N-(2-Carboxyethyl)iminodiacetic acid
- Names: IUPAC name N,N-Bis(carboxymethyl)-β-alanine

Identifiers
- CAS Number: 6245-75-6;
- 3D model (JSmol): Interactive image;
- ChemSpider: 466712;
- ECHA InfoCard: 100.025.782
- EC Number: 228-360-6;
- PubChem CID: 535795;
- UNII: KOU355F9Z2;
- CompTox Dashboard (EPA): DTXSID8074607 ;

Properties
- Chemical formula: C_{7}H_{11}NO_{6}
- Molar mass: 205.166 g·mol^{−1}
- Appearance: White solid
- Melting point: 190–200 °C (374–392 °F; 463–473 K) (decomposition)
- Solubility in water: Soluble

= N-(2-Carboxyethyl)iminodiacetic acid =

N-(2-Carboxyethyl)iminodiacetic acid or β-ADA (β-alanine diacetate) is an organic compound with the formula HO2CCH2CH2N(CH2CO2H)2. It is a white solid. The compound is classified as an aminocarboxylic acid, formally a derivative of glycine.

==Ligand properties==
The conjugate base is tetradentate complexing agent that forms 1:1 complexes with cations having a charge number of at least +2, e.g. the "hard water forming" cations Ca^{2+} or Mg^{2+}. N-(2-Carboxyethyl)iminodiacetic acid should not be confused with α-alaninediacetic acid, also known as methylglycinediacetic acid (MGDA) or α-ADA. Alkaline earth and heavy metal complexes of both, α-ADA and β-ADA are biodegradable (in contrast to chelate complexes with conventional complexing agents such as EDTA).

== Production ==
N-(2-carboxyethyl)iminodiacetic acid was first prepared from β-alanine and monochloroacetic acid as reported by Gerold Schwarzenbach in 1949.
HO2CCH2CH2N(CH2CO2H)2 + 2 ClCH2CO2H -> HO2CCH2CH2N(CH2CO2H)2 + 2 HCl
The double cyanomethylation of β-alanine as starting material provides with methanal and alkali cyanides and subsequent hydrolysis of the intermediately formed bis-methyl cyanides followed by acidification with mineral acids β-ADA (N-(2-carboxyethyl)iminodiacetic acid) in yields of only 80%, but very high purity of 99.8%.

The cyanoethylation of iminodiacetic acid with 2-propenenitrile by a Michael addition provides the ethyl cyano compound, which produces after alkaline hydrolysis and acidification β-ADA with a total yield of 93.6% and purity of 99.9% .

In the analogue reaction with acrylic acid esters, 99.9% β-ADA are obtained after acidification in a total yield of 97.6%.

A more direct route is via the Michael addition of acrylic acid to iminodiacetic acid, which produces the trisodium salt of β-ADA in 97% yield and 99.2% purity. The conversion to β-ADA itself is not described in this patent specification.
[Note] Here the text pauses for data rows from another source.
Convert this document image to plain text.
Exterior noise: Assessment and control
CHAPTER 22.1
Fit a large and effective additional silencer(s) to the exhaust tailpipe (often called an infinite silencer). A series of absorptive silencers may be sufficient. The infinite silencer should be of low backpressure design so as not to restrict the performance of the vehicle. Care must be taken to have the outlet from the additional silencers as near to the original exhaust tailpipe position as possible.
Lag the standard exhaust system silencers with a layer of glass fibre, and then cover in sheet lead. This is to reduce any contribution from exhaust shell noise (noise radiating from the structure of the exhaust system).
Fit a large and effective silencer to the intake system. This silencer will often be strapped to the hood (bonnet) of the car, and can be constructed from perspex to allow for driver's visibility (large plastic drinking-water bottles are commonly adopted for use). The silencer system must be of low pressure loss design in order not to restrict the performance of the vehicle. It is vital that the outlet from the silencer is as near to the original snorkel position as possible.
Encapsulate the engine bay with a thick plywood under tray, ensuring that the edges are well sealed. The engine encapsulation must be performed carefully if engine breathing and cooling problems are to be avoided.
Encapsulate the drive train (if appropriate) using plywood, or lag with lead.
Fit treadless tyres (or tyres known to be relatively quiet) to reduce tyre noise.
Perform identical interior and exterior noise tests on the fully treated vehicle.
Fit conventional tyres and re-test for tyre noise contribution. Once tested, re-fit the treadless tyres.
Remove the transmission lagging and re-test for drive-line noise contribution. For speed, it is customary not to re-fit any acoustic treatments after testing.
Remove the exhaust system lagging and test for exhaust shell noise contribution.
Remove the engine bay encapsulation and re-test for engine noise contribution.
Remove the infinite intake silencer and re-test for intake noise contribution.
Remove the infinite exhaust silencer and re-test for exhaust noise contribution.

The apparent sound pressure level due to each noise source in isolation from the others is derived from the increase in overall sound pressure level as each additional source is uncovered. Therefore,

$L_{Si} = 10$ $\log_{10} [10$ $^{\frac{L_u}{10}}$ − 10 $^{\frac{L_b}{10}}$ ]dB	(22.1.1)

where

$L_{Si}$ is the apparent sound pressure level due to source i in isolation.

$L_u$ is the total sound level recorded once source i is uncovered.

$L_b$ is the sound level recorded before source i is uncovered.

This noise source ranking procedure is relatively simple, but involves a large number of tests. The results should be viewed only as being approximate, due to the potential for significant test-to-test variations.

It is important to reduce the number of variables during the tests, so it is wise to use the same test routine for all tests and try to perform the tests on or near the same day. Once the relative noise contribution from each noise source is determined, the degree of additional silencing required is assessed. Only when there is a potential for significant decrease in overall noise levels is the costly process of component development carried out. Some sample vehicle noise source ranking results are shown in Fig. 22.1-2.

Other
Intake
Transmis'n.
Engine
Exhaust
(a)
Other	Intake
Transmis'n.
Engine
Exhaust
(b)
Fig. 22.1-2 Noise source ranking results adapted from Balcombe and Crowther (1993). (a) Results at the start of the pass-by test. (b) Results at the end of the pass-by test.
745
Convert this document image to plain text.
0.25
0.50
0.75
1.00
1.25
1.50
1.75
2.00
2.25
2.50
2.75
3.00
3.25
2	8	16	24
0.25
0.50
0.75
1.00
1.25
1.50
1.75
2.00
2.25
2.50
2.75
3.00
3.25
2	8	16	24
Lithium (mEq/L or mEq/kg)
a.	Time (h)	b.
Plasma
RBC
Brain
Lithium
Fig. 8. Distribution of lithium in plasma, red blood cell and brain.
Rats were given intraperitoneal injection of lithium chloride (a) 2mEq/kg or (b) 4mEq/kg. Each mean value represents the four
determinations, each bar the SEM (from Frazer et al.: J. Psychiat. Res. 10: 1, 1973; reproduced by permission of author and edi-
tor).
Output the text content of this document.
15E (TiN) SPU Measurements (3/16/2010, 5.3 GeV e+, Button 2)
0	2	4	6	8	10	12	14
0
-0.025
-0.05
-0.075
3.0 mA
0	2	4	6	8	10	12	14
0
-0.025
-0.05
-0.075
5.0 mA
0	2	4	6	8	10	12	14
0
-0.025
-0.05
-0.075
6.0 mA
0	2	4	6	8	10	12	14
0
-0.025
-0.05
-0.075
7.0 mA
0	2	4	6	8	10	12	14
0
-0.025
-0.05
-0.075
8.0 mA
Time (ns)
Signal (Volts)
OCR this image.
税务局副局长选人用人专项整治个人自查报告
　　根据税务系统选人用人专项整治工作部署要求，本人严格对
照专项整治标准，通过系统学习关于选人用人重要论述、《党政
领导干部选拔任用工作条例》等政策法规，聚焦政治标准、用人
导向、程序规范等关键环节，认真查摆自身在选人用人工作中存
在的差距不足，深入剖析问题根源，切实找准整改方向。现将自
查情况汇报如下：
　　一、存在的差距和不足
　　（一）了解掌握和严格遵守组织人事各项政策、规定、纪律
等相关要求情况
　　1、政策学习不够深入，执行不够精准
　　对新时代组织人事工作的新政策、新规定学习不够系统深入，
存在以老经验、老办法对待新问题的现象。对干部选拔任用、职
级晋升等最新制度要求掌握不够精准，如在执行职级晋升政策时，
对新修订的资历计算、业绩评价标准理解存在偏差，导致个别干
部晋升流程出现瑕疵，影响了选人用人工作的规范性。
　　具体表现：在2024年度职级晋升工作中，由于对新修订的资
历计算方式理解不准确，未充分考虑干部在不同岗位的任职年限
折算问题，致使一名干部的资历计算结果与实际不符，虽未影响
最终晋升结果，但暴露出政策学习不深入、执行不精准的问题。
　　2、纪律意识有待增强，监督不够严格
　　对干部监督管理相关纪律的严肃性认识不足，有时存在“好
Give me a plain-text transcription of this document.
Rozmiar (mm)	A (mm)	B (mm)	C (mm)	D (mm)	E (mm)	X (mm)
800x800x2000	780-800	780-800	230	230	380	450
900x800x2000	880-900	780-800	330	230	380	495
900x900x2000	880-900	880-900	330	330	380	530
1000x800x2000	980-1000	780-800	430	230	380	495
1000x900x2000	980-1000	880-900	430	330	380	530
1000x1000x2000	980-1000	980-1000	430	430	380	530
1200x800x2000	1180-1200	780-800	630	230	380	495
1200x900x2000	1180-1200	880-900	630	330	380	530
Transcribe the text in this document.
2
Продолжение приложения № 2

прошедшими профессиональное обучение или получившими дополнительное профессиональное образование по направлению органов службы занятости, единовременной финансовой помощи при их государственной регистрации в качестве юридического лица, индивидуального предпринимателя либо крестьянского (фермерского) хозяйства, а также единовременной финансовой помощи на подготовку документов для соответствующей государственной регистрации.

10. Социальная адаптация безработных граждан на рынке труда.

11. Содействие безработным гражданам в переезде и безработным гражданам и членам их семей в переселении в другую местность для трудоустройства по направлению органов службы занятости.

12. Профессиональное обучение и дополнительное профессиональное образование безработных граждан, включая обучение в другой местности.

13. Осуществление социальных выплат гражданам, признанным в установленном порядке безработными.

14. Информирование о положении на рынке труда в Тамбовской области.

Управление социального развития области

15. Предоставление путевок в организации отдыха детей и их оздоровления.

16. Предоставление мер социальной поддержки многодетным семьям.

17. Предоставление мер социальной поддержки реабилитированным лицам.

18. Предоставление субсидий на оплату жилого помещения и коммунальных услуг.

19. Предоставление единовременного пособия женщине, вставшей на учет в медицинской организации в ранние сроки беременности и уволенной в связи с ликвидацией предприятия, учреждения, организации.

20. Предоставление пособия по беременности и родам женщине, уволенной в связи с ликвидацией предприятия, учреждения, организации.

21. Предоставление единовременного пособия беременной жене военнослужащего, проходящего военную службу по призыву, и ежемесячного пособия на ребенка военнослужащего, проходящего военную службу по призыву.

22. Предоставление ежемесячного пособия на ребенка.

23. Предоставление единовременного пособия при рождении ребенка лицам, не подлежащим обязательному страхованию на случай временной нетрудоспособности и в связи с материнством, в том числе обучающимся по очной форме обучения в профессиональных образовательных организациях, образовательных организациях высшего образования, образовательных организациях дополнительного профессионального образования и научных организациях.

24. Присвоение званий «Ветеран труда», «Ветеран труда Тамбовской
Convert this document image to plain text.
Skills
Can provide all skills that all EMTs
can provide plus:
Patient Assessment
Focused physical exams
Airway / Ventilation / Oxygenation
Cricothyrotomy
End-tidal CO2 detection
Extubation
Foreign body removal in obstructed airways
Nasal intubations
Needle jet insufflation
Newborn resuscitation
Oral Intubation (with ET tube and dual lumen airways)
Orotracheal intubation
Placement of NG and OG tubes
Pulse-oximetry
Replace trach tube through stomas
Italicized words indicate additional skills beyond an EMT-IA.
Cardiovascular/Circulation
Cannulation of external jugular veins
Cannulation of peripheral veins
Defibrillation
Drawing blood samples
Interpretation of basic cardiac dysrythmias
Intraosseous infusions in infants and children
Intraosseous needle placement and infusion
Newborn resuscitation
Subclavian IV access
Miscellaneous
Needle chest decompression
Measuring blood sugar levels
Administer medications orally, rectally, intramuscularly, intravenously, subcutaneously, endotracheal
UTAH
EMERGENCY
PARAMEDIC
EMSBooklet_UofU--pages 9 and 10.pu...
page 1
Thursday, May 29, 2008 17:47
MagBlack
The most economical synthesis route is based on iminodiacetic acid, which is easily accessible by oxidizing diethanolamine and serves as a key raw material for the herbicide glyphosate.

== Properties ==
N-(2-Carboxyethyl)iminodiacetic acid is very well degradable in sewage plant simulations (98% after eight weeks). It is low in toxicity. Elsewhere, the poor microbial degradability and adsorbability of β-ADA is pointed out. The contradictory assessment of the degradability of β-ADA, the weaker complex formation compared to the (rapidly biodegradable) methylglycine diacetic acid (MGDA, Trilon M) and the lower stability in wide temperature and pH ranges have substantially contributed to the breakthrough of MGDA as the most suitable substitute for EDTA.

== Use ==
Like other complexing agents from the class of aminopolycarboxylic acids, N-(2-carboxyethyl)iminodiacetic acid is used in water softening, in detergents and cleaning agents, in electroplating, cosmetics, paper and textile production. This is based on its ability to form stable chelate complexes with polyvalent ions, in particular the water hardness formers Ca^{2+} and Mg^{2+}, as well as transition and heavy metal ions, such as Fe^{3+}, Mn^{2+}, and Cu^{2+}, etc.